Published
By Myrna M. Velasco
After years of
pre-development works, the planned US$1.0- billion liquefied natural gas (LNG)
terminal project of First Gen Corporation will finally break ground as targeted
by the end of this month – and such also signals for it moving subsequently
into construction phase.
The Lopez company is
inviting Energy Secretary Alfonso G. Cusi to lead the groundbreaking rites at
the project site in Batangas, according to information shared to the media.
Frond-end engineering design (FEED) on the project has already been completed.
The Department of
Energy (DOE) similarly indicated that the planned scale of investment was still
set at US$1.0 billion at the issuance of FGEN LNG Corporation’s
notice-to-proceed (NTP) for the project in March this year.
Around October last
year, the FGEN LNG undertaking was also granted certification by the Board of
Investments (BOI) as a venture with pioneer incentives pursuant to the
provisions of Article 17 of Executive Order No. 226.
FGEN LNG will be
pursuing the import terminal facility in partnership with Tokyo Gas Co. Ltd.
which cornered 20 percent shareholdings in the company’s corporate vehicle via
the joint development agreement (JDA) signed by the parties December 5 last
year.
The FGEN LNG venture
will basically lean on the technical expertise as well as on the supply of LNG
that the Japanese partner would be able to bestow in the project’s implementation
and eventual commercial operations.
First Gen’s targeted
market on the LNG import terminal will be its existing gas-fired plants in
Batangas – the 1,000-megawatt Santa Rita, 500MW San Lorenzo; 414MW San Gabriel
and 97MW Avion plants.
Three of the companies’
gas-fired power plants have existing power supply agreements with the Manila
Electric Company (Meralco), but when the off-take deals for the Santa Rita and
San Lorenzo plants will expire in 2025 and 2027, First Gen can still offer them
to the utility firm within the ambit of competitive selection process (CSP)

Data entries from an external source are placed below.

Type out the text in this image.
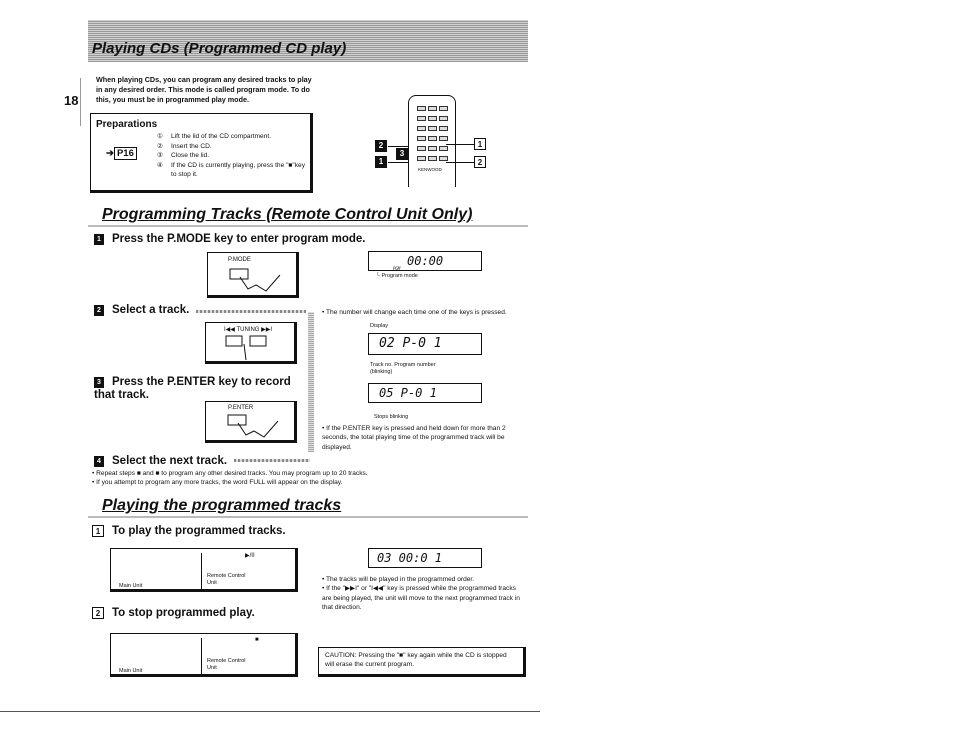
Playing CDs (Programmed CD play)
18
When playing CDs, you can program any desired tracks to play in any desired order. This mode is called program mode. To do this, you must be in programmed play mode.
Preparations
➔ P16
①	Lift the lid of the CD compartment.
②	Insert the CD.
③	Close the lid.
④	If the CD is currently playing, press the "■"key to stop it.
KENWOOD
2
1
3
1
2
Programming Tracks (Remote Control Unit Only)
1 Press the P.MODE key to enter program mode.
P.MODE	00:00
PGM
└ Program mode
2 Select a track.
I◀◀ TUNING ▶▶I
3 Press the P.ENTER key to record that track.
P.ENTER
4 Select the next track.
• The number will change each time one of the keys is pressed.
Display
02 P-0 1
Track no. Program number
(blinking)
05 P-0 1
Stops blinking
• If the P.ENTER key is pressed and held down for more than 2 seconds, the total playing time of the programmed track will be displayed.
• Repeat steps ■ and ■ to program any other desired tracks. You may program up to 20 tracks.
• If you attempt to program any more tracks, the word FULL will appear on the display.
Playing the programmed tracks
1 To play the programmed tracks.
Main Unit
Remote Control Unit
▶/II
2 To stop programmed play.
Main Unit
Remote Control Unit
■
03 00:0 1
• The tracks will be played in the programmed order.
• If the "▶▶I" or "I◀◀" key is pressed while the programmed tracks are being played, the unit will move to the next programmed track in that direction.
CAUTION: Pressing the "■" key again while the CD is stopped will erase the current program.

being instituted as policy for distribution utilities in their supply
procurements.
The propounded LNG
import facility will also have room to cater to other gas end-users, including
the Ilijan gas plant of South Premiere Power Corp, a subsidiary of the San
Miguel group; plus a host of prospective industrial end-users.
The Lopez group, on its
own, is also eyeing to take off two more gas-fired power projects from
blueprint – its proposed Santa Maria and Saint Joseph gas-fed power facilities
that may have capacities of 414MW each.
The Philippine power
system’s need for gas capacity is highly anticipated given the targeted
increase in integration of renewables across grids – in which gas is the viable
complement to the intermittency of RE generation.